Spoiler Alert for Star Trek: Discovery through the end of Season 5.
What I love about Star Trek and other long-running shows is the way that, when they’re well written, they slowly develop their characters over time. Michael Burnham’s growth over the five seasons of Discovery is an example;. As her first officer tells her, “You have to be the only person in Starfleet to captain a ship that you first boarded as a prisoner” (s05e04 “Face the Strange”). The choice she makes in the series finale, “Life, Itself,” is one that Season 1 Burnham would never have thought possible—but given her character arc throughout the series, it’s one that makes perfect sense.
We first meet her in Season 1 as the kind of person who tries to fix everything by herself. When she thinks she knows better than her captain what to do during a crisis, she nerve-pinches Georgiou unconscious (s01e01 “The Vulcan Hello”). Later, Captain Lorca convinces her to join his crew by appealing to that same character trait: “Universal law is for lackeys. Context is for kings,” he says, praising her mutiny as an empowering act (s01e03 “Context Is For Kings”). The power Burnham earns aboard Discovery, however, is not the power of one, but many. When a malevolent A.I. called Control threatens to destroy the universe, Burnham volunteers to dispatch it in a solo mission to the future—just the sort of thing a lone hero would do—but the crew doesn’t let her (s02e14 “Such Sweet Sorrow II”). They insist on accompanying her to the 32nd century, because no one can really save the galaxy alone.

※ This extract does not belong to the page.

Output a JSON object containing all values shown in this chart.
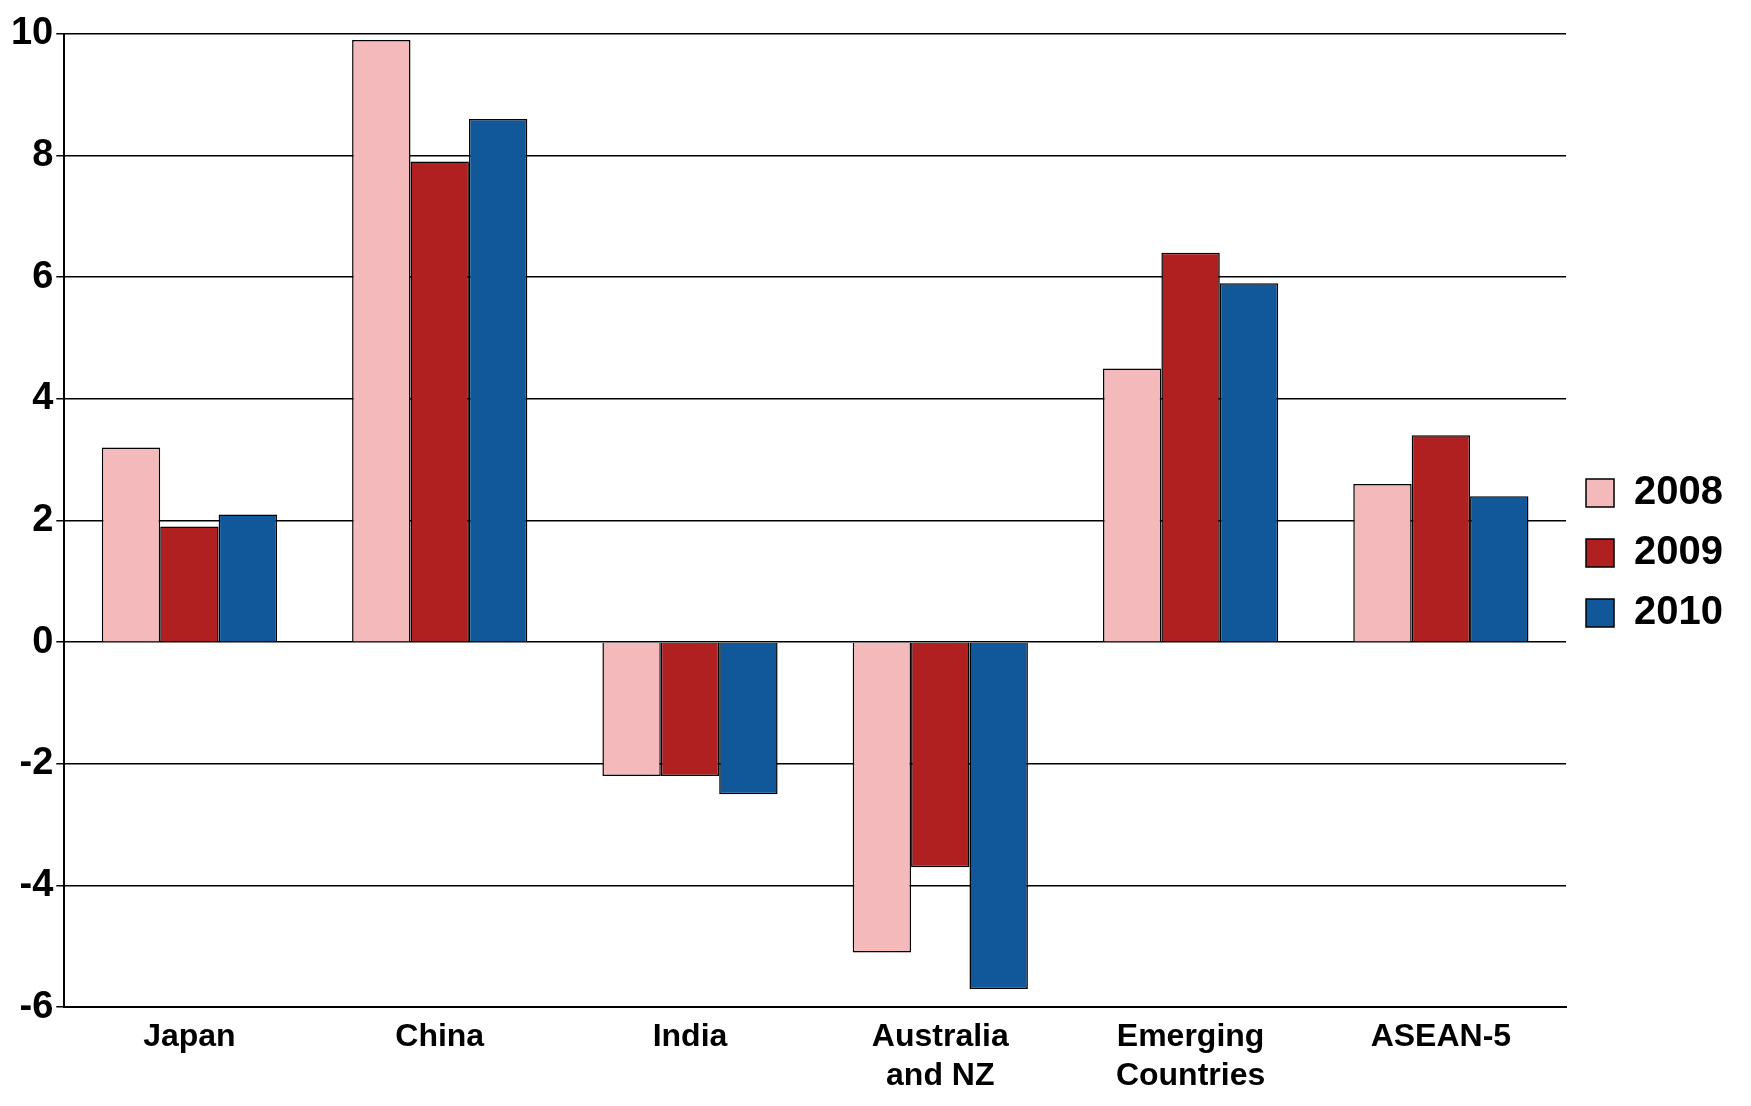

In Seasons 3 to 5, Burnham becomes a first officer, then a captain, who gives second chances because she knows how it feels to receive one. When Rayner nearly loses his place in Starfleet for being too quick on the trigger, Burnham saves his career by appointing him as her First Officer (s05e02 “Under the Twin Moons”). When her partner Book goes rogue to avenge his family, she doesn’t hesitate to bring him to justice, but she still loves him and waits for his return (s04e13 “Coming Home”). When he does return, he proves to her that he’s learned from his mistakes by helping Discovery with their latest mission: finding the godlike Progenitors’ technology before pirates Moll and L’ak can sell it to the power-hungry Breen. Like Book and Burnham before Discovery found them, Moll and L’ak are outlaws who believe they don’t need anyone but each other; they attack the Starfleet crew for trying to help (s0505 “Mirrors”, s05e07 “Erigah”). Book and Burnham, however, refuse to respond to violence in kind. Burnham gives Moll medical aid and helps her decode the Progenitor’s tech, while Book keeps a transporter lock on both of them to beam them to safety (s05e10 “Life Itself”).
It takes a former mutineer—someone who, by definition, once tried to take power that didn’t belong to her—to gain access to the Progenitor’s tech, the greatest power in the known universe, only to hide it in a black hole beyond anybody’s reach. Burnham has learned the hard way that there are limits to how much power one person should have. She knows she would use it with good intentions, but even the best intentions can go wrong. So, instead of trying to save the galaxy single-handedly as she tried to do before, she decides to save it in subtler ways. “You, Book, and the family I’ve found in Starfleet,” she says, explaining to her son what’s most important in her life (s05e10 “Life Itself”). Doing your job and raising a family may not be as dramatic as firing on a Klingon warship, but it means the world to Book, who is no longer the last of his species once their son is born. Her story ends by coming full circle; in terms of writing, it doesn’t get more satisfying than that.